In DeVere, Defendant McColley signed an employment agreement containing various restrictive covenants. Those covenants included a one-year customer non-solicitation provision and a one-year non-disclosure provision.
The non-disclosure provision specifically defined “Confidential Information” to include “trade secrets” and noted that:
the parties agree[d] that nothing in th[e] Agreement [should] be construed to limit or negate the common law of torts or trade secrets or Wisconsin’s Uniform Trade Secrets Act, § 134.90, Wis. Stats., which provide[d] Company with broader protection than that provided [by the Agreement].
McColley eventually resigned from DeVere and joined a competitor. Towards the end of the one-year restriction, DeVere learned that McColley was violating the customer non-solicitation clause. After the one-year period had expired, DeVere sued McColley and immediately sought an injunction prohibiting McColley and his new employer from misappropriating its trade secrets pursuant to the Wisconsin Trade Secrets Act (“WTSA”).

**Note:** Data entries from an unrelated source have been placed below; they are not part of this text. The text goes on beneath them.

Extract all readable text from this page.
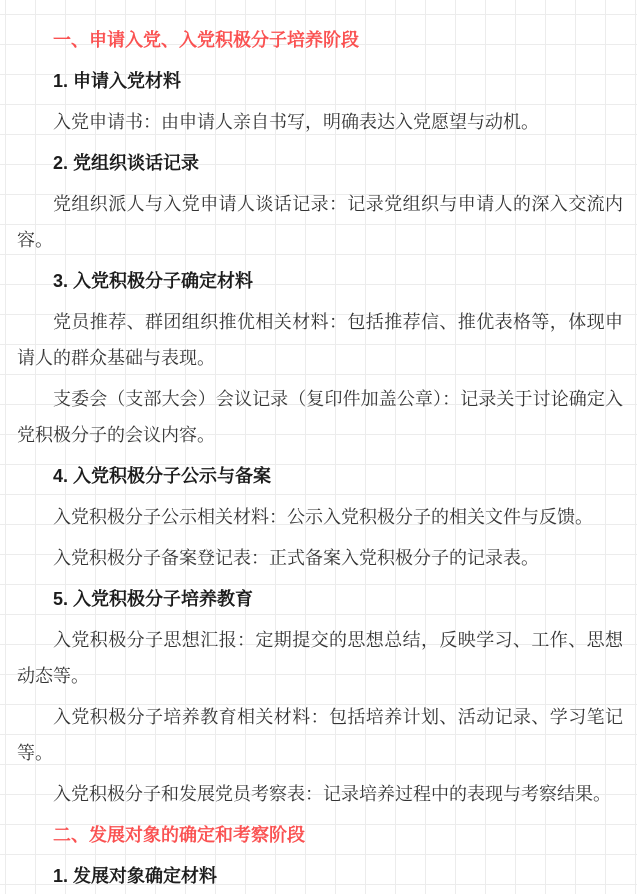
一、申请入党、入党积极分子培养阶段

1. 申请入党材料

入党申请书：由申请人亲自书写，明确表达入党愿望与动机。

2. 党组织谈话记录

党组织派人与入党申请人谈话记录：记录党组织与申请人的深入交流内容。

3. 入党积极分子确定材料

党员推荐、群团组织推优相关材料：包括推荐信、推优表格等，体现申请人的群众基础与表现。

支委会（支部大会）会议记录（复印件加盖公章）：记录关于讨论确定入党积极分子的会议内容。

4. 入党积极分子公示与备案

入党积极分子公示相关材料：公示入党积极分子的相关文件与反馈。

入党积极分子备案登记表：正式备案入党积极分子的记录表。

5. 入党积极分子培养教育

入党积极分子思想汇报：定期提交的思想总结，反映学习、工作、思想动态等。

入党积极分子培养教育相关材料：包括培养计划、活动记录、学习笔记等。

入党积极分子和发展党员考察表：记录培养过程中的表现与考察结果。

二、发展对象的确定和考察阶段

1. 发展对象确定材料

The court denied the request. The court noted that DeVere’s claim required DeVere to establish that McColley had a “duty to maintain [the] secrecy” of the items in question. In this respect, DeVere had pointed only to the non-disclosure clause and McColley’s duty under that clause had expired at the one-year anniversary of his departure from DeVere.

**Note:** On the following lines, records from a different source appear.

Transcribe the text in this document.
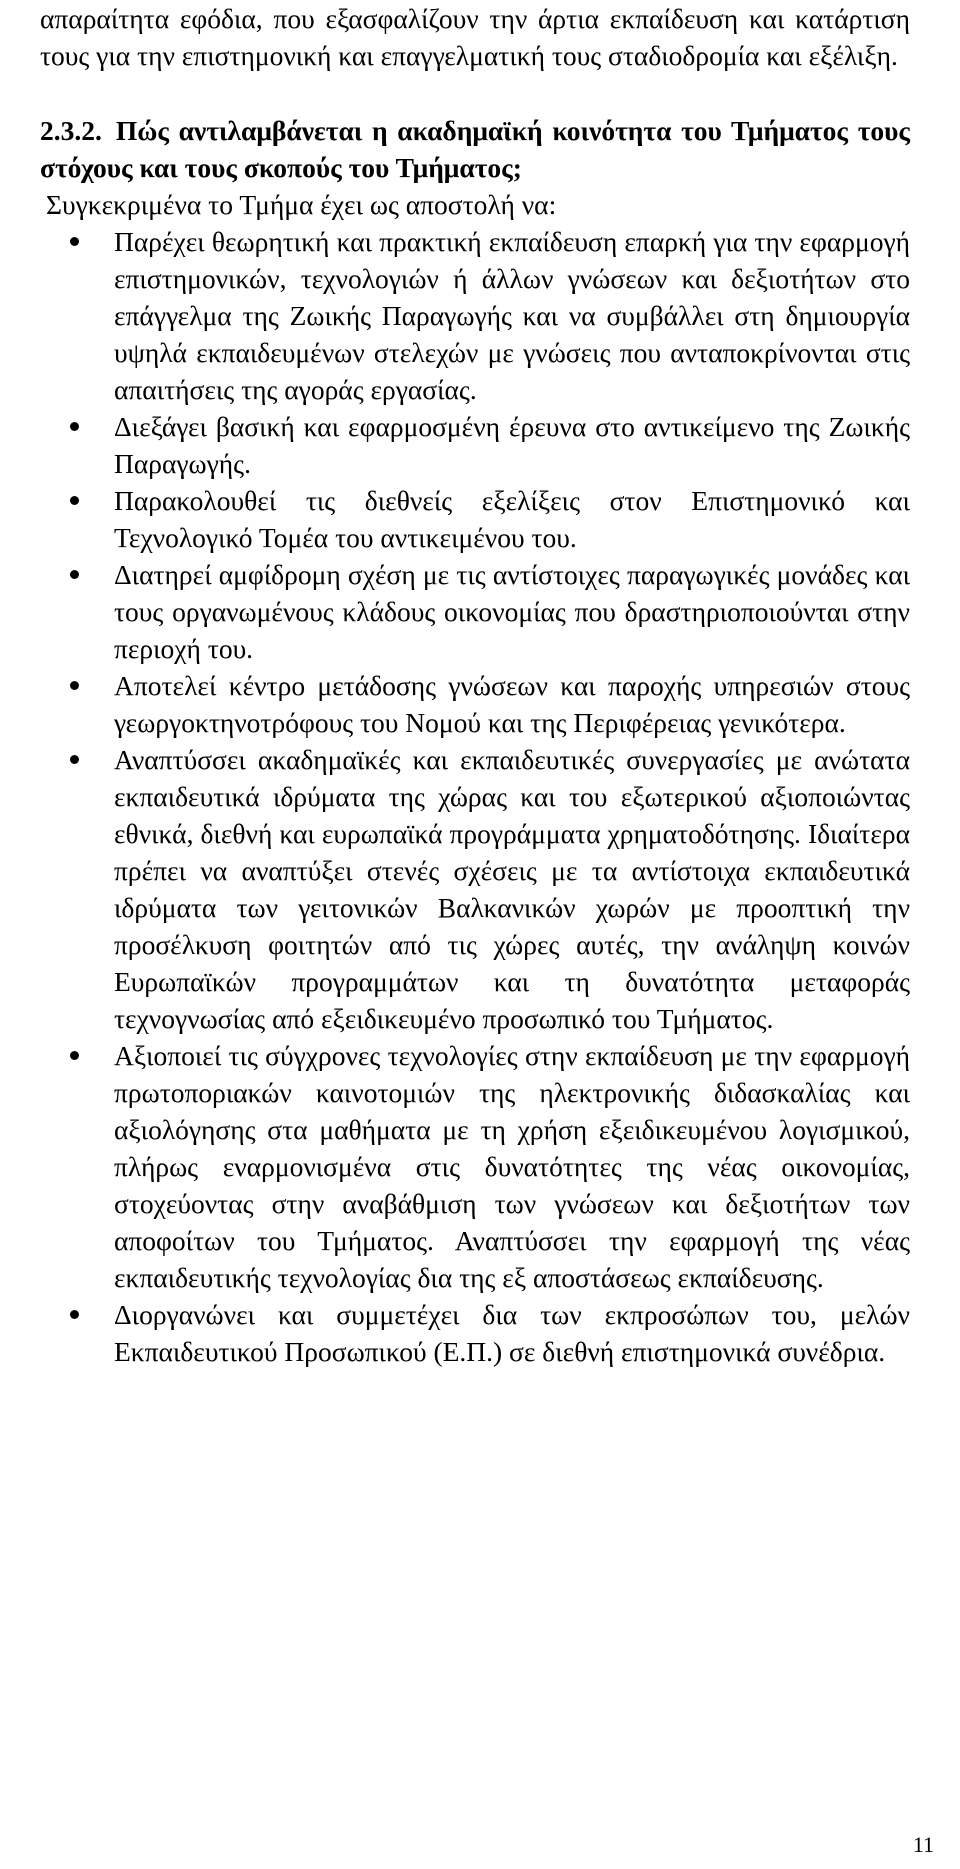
απαραίτητα εφόδια, που εξασφαλίζουν την άρτια εκπαίδευση και κατάρτιση τους για την επιστημονική και επαγγελματική τους σταδιοδρομία και εξέλιξη.

2.3.2. Πώς αντιλαμβάνεται η ακαδημαϊκή κοινότητα του Τμήματος τους στόχους και τους σκοπούς του Τμήματος;

Συγκεκριμένα το Τμήμα έχει ως αποστολή να:

Παρέχει θεωρητική και πρακτική εκπαίδευση επαρκή για την εφαρμογή επιστημονικών, τεχνολογιών ή άλλων γνώσεων και δεξιοτήτων στο επάγγελμα της Ζωικής Παραγωγής και να συμβάλλει στη δημιουργία υψηλά εκπαιδευμένων στελεχών με γνώσεις που ανταποκρίνονται στις απαιτήσεις της αγοράς εργασίας.
Διεξάγει βασική και εφαρμοσμένη έρευνα στο αντικείμενο της Ζωικής Παραγωγής.
Παρακολουθεί τις διεθνείς εξελίξεις στον Επιστημονικό και Τεχνολογικό Τομέα του αντικειμένου του.
Διατηρεί αμφίδρομη σχέση με τις αντίστοιχες παραγωγικές μονάδες και τους οργανωμένους κλάδους οικονομίας που δραστηριοποιούνται στην περιοχή του.
Αποτελεί κέντρο μετάδοσης γνώσεων και παροχής υπηρεσιών στους γεωργοκτηνοτρόφους του Νομού και της Περιφέρειας γενικότερα.
Αναπτύσσει ακαδημαϊκές και εκπαιδευτικές συνεργασίες με ανώτατα εκπαιδευτικά ιδρύματα της χώρας και του εξωτερικού αξιοποιώντας εθνικά, διεθνή και ευρωπαϊκά προγράμματα χρηματοδότησης. Ιδιαίτερα πρέπει να αναπτύξει στενές σχέσεις με τα αντίστοιχα εκπαιδευτικά ιδρύματα των γειτονικών Βαλκανικών χωρών με προοπτική την προσέλκυση φοιτητών από τις χώρες αυτές, την ανάληψη κοινών Ευρωπαϊκών προγραμμάτων και τη δυνατότητα μεταφοράς τεχνογνωσίας από εξειδικευμένο προσωπικό του Τμήματος.
Αξιοποιεί τις σύγχρονες τεχνολογίες στην εκπαίδευση με την εφαρμογή πρωτοποριακών καινοτομιών της ηλεκτρονικής διδασκαλίας και αξιολόγησης στα μαθήματα με τη χρήση εξειδικευμένου λογισμικού, πλήρως εναρμονισμένα στις δυνατότητες της νέας οικονομίας, στοχεύοντας στην αναβάθμιση των γνώσεων και δεξιοτήτων των αποφοίτων του Τμήματος. Αναπτύσσει την εφαρμογή της νέας εκπαιδευτικής τεχνολογίας δια της εξ αποστάσεως εκπαίδευσης.
Διοργανώνει και συμμετέχει δια των εκπροσώπων του, μελών Εκπαιδευτικού Προσωπικού (Ε.Π.) σε διεθνή επιστημονικά συνέδρια.
11
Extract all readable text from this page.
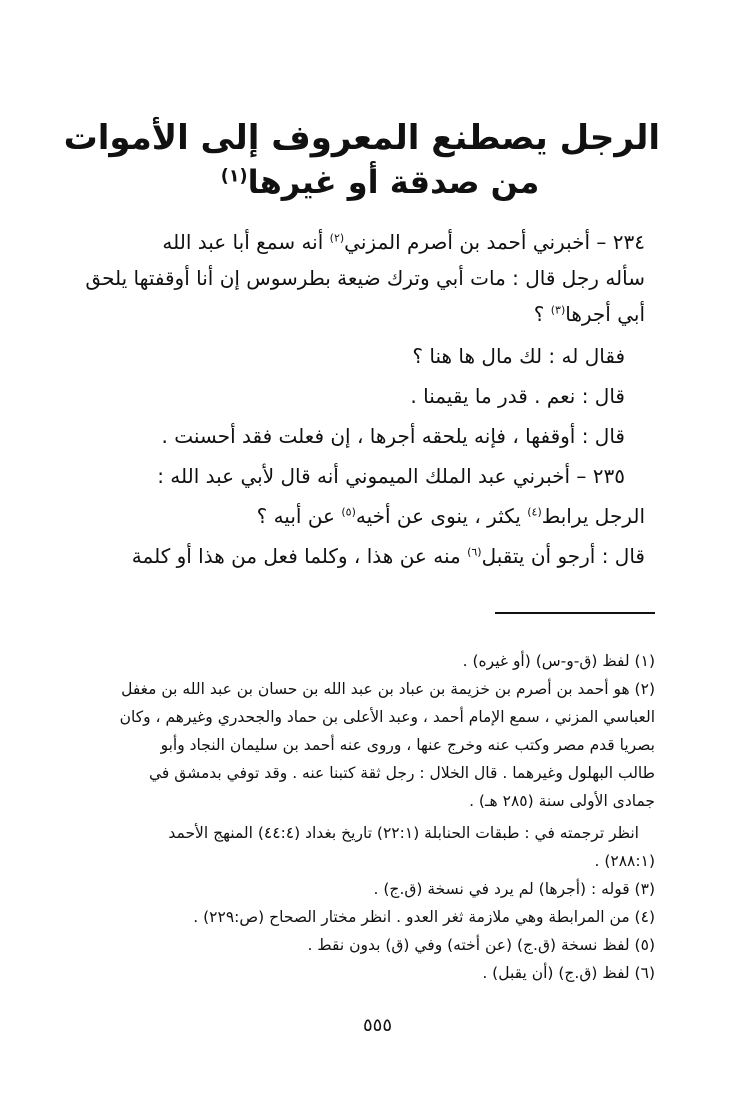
الرجل يصطنع المعروف إلى الأموات
من صدقة أو غيرها$^{(١)}$
٢٣٤ – أخبرني أحمد بن أصرم المزني$^{(٢)}$ أنه سمع أبا عبد الله
سأله رجل قال : مات أبي وترك ضيعة بطرسوس إن أنا أوقفتها يلحق
أبي أجرها$^{(٣)}$ ؟
فقال له : لك مال ها هنا ؟
قال : نعم . قدر ما يقيمنا .
قال : أوقفها ، فإنه يلحقه أجرها ، إن فعلت فقد أحسنت .
٢٣٥ – أخبرني عبد الملك الميموني أنه قال لأبي عبد الله :
الرجل يرابط$^{(٤)}$ يكثر ، ينوى عن أخيه$^{(٥)}$ عن أبيه ؟
قال : أرجو أن يتقبل$^{(٦)}$ منه عن هذا ، وكلما فعل من هذا أو كلمة
(١) لفظ (ق-و-س) (أو غيره) .
(٢) هو أحمد بن أصرم بن خزيمة بن عباد بن عبد الله بن حسان بن عبد الله بن مغفل
العباسي المزني ، سمع الإمام أحمد ، وعبد الأعلى بن حماد والجحدري وغيرهم ، وكان
بصريا قدم مصر وكتب عنه وخرج عنها ، وروى عنه أحمد بن سليمان النجاد وأبو
طالب البهلول وغيرهما . قال الخلال : رجل ثقة كتبنا عنه . وقد توفي بدمشق في
جمادى الأولى سنة (٢٨٥ هـ) .
انظر ترجمته في : طبقات الحنابلة (٢٢:١) تاريخ بغداد (٤٤:٤) المنهج الأحمد
(٢٨٨:١) .
(٣) قوله : (أجرها) لم يرد في نسخة (ق.ج) .
(٤) من المرابطة وهي ملازمة ثغر العدو . انظر مختار الصحاح (ص:٢٢٩) .
(٥) لفظ نسخة (ق.ج) (عن أخته) وفي (ق) بدون نقط .
(٦) لفظ (ق.ج) (أن يقبل) .
٥٥٥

While the court noted that the employment agreement included language stating that the agreement did not “limit or negate” DeVere’s rights under the WTSA, such language did not change the fact that the WTSA required DeVere to establish that McColley had a “duty to maintain the confidentiality” of the information in question. In that regard, DeVere relied only upon the expired non-disclosure clause.
Finally, the court noted that it was unlikely that the “trade secrets” in question—strategy and marketing plans, pricing, and customer information—had value beyond the one-year period anyway, since such items had a tendency to “grow stale.”
Impact of the Decision
The DeVere Co., Inc. v. McColley decision is not precedential and was entered at the preliminary injunction phase. Further, its conclusion that trade secret protection ends upon the cessation of a non-disclosure clause is at odds with other caselaw. Accordingly, it is not clear whether other Wisconsin courts will follow its direction.
If followed, however, the DeVere decision indicates that trade secrets should be expressly exempted from the temporal limit typically required in non-disclosure agreements and that the agreement should expressly state that the company’s trade secrets must be maintained in confidence for so long as the item otherwise qualifies for trade secret protection under applicable law. This is in addition to the other sorts of steps that should be taken to indicate both a duty to maintain secrecy and that reasonable measures have been taken to safeguard information, such as confidentiality designations on documents, employment directives by way of policies and manuals and restricted access to sensitive information.